After the photo, we headed straight for Fantasyland. We did the Snow White ride first, which is never my favorite because it's too scary for kids! Seriously, folks, why do they call it Snow White's Scary Ride? Are there not enough rides just for grown-ups at Disney, and isn't Fantastyland supposed to be for kids, little kids at that? Anyway, my kids, at least one of them, always get freaked out in this ride. But another one of them always insists on going in. So we went in to Blanche Neige and Les Sept Nains. And shockingly, it was scary. Even scarier than Florida. Which seemed to convince the little person that always insists on going on that ride not to go on it again. Phew!
We rode the carousel, which my son loved, because it was based on a Camelot theme and he is loving the Arthurian legends lately. Next was It's a Small World and other such fun fantasyland rides. We were kind of surprised at how cool it was. We definitely needed our jackets! I know! And it's mid-June. But, then again, we still need them regularly in London as well. It seems that summer has rather forgotten to show up over here!

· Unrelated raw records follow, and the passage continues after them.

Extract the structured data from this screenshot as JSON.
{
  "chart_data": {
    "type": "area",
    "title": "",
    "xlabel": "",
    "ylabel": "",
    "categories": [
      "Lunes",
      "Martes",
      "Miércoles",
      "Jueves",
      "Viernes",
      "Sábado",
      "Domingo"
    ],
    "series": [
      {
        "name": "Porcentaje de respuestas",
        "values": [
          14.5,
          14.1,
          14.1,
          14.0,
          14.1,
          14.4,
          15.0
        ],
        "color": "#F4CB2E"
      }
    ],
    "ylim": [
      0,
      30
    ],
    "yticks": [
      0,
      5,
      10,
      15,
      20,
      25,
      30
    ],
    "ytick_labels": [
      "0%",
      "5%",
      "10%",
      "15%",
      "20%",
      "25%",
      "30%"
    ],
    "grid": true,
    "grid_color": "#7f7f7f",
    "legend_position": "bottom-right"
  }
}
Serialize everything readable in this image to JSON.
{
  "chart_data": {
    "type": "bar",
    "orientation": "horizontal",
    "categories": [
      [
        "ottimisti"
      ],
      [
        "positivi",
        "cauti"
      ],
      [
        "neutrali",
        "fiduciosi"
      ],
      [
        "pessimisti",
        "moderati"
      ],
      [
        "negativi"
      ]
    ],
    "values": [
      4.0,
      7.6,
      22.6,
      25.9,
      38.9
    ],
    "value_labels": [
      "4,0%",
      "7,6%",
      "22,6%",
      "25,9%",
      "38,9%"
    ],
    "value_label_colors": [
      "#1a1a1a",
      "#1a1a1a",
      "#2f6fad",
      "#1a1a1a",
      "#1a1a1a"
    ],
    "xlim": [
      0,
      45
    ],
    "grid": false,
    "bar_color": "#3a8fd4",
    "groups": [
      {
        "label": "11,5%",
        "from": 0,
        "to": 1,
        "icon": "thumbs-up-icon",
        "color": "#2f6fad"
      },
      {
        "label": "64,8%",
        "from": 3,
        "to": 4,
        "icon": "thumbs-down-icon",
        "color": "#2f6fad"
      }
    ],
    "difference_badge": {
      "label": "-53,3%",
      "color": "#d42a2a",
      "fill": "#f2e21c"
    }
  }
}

We still needed to get our bearings in the park, so we headed to Discoveryland, which is similar to Tomorrowland in Florida, to check out what was there. Autopia, a race car type ride, Buzz Lightyear, and Orbitron were on the list, but the lines were really long, so we settled on Buzz. On the way out of Discoveryland, we caught a bit of the end of the parade. And dd4 was going crazy because they princess float was spectacular and Sleeping Beauty was wearing a blue dress! And ds5 was going nuts because he loves the villains (trust me, I've tried to persuade him otherwise) and there was a pretty incredible float of them as well. If you're a villains fan, I suppose.
After that, we headed off to dinner, which we had a reservation for at Plaza Gardens Restaurant, and we were hopeful that it would be a character buffet similar to the Crystal Palace in Florida. Indeed there was a buffet. And the food was good. But, alas, there were no characters. And we were shocked when we got our bill for 70 Euros. Ouch! The rest of the week, we decided, would be fast food or meal splitting for sure. No more buffets. Especially without characters!
We were beat after our long day, so we decided to head back to the hotel. We were pleasantly surprised again about the proximity of the hotel to the park. It was about a 15 to 20 minute walk. So, we walked to the Newport Bay Hotel, which has a similar feel to that of the Yacht and Beach Club in Florida. It was a nice hotel and very full. We got our room keys, located our luggage and headed off to room 2297 to get the kids bathed and in bed. We'd had a busy, busy day.